Apois bem, cumpádi Zé, siguimo tudo direitinho, direitinho, sem fartá nem pôr, e tamo vivo pra contá a história.
Passado tudo isso, óia só o que aconteceu: um tal de Braceta ou Dedeta, sei lá o quê, no último dia das semanentenas – num chamo quarentena qui Deus não deixa – ligou pra Bizunga pra dar um parabéns, se dizeno ele ser o chefe dos hômis que fiscalizou as casas pra saber se os veios tavam se comportando bem.
Diabo sabe quem foi esse fio duma égua que deu o número de Bizunga a esse fi de Jesus. Eu cá desconfio de Dona Jardilina, a infermeira do Posto de Saúde, que um dia foi lá em casa dar um injeição na muié que me apareceu com umas coceira no corpo.
Meu cumpádi Zé vigie só, assunte direitinho, quando a Dona Jardilina chamou na porta, que eu abri pra ela entrar, êta susto do levunco, cumpadi. A fia de Deus tava vestida numa roupa daquelas que o povo usa pra tirar mel de abeia no meio do mato, toda intiriçada que só movia os braços e arrastava as pernas, uma da cada vez. 
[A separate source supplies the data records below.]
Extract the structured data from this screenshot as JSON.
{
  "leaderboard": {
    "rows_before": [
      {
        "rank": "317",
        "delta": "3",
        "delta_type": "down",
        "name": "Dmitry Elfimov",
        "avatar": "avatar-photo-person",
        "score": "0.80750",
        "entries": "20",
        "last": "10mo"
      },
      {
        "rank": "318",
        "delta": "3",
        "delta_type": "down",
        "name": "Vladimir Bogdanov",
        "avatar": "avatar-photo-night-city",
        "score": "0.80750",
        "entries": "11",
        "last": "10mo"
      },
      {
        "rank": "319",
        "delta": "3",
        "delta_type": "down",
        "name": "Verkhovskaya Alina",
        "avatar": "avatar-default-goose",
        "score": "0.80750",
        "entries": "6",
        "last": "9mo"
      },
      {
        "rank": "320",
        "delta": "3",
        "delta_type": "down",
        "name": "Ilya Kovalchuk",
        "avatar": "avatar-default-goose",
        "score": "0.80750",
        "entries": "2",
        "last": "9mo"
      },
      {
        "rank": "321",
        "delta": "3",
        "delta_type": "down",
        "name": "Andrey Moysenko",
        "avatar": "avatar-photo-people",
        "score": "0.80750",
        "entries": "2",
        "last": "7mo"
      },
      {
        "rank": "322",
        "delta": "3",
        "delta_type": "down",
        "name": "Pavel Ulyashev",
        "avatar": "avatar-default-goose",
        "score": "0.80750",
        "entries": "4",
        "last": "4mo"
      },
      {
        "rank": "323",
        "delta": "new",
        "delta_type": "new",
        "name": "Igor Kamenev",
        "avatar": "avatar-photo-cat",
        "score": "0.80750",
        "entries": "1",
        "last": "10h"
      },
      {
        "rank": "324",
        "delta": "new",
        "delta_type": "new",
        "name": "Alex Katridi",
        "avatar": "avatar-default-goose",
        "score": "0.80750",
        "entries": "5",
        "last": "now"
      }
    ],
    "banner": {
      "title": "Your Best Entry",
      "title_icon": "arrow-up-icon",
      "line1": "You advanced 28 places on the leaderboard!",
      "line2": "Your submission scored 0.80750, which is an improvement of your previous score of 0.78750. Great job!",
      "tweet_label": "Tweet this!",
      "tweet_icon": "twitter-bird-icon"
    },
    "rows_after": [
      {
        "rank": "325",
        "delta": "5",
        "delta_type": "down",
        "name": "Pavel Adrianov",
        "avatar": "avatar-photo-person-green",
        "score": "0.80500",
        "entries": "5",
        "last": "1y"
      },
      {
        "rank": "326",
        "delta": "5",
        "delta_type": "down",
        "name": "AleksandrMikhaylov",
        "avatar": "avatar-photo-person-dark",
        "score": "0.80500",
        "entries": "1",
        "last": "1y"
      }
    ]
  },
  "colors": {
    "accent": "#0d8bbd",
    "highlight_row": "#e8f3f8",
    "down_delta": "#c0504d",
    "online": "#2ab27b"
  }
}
Dei um pulo pra trás e gritei: chega Bizunga que aqui tem um povo igual aos que viaja naqueles disco voador; acho que dessa vez nóis vai direto pro céu sem passar no cimitéro! Valei-me São Supriano!!!
Mas cumpádi Zé, todo esse sacrifício valeu a pena; lhe digo com o coração aberto, com felicidade e saúde garantida.
Nem eu, nem Bizunga, nem meus fios, nem a moça da roupa de tirador de abeia, nem meus vizinhos, ninguém pegou esse táli de coronavírus.
Agora tamo nóis aqui tudo sadio, seno parabenizado pelo Guverno e seno exemplo para toda cidade de Nunca Mais.
Tão dizeno até que o Guverno vai levar a experiência de minha casa pras cidade grande e vai filmar tudo e botá na televisão.
Veio uma muié do Guverno aqui em casa, levou Bizunga prum salão de beleza, mandou isticar os cabelo, escavucar as unhas e até pintou uma por uma. A véia tá pariceno manequim de loja da capital.
Pra mim mandaram fazê um islaque de mesclinha, me levaram numa barbearia, cortaram o cabelo, barba, apararam meu bigode e ainda me deram um chapéu de baêta ramenzonni 3 xís.
Tô todo impiriquitado, pariceno um senador. Também pra aparecer na televisão tinha que ser assim, se não ia parecer que a gente tava duente, né mesmo?!
Vamicê num imagina, cumpádi Zé, como nóis tamo orgulhoso de poder ter ajudado o Brasil e nossos irmão brasileiro a não deixar que essa doença da terra dos hômi dos ôio esticado passasse pra todo mundo e fosse uma mizera dos diabos.
O Brasil tá enfrentando essa coisa rúin com braços fortes, com seriedade, obediência e nóis não foge a luta!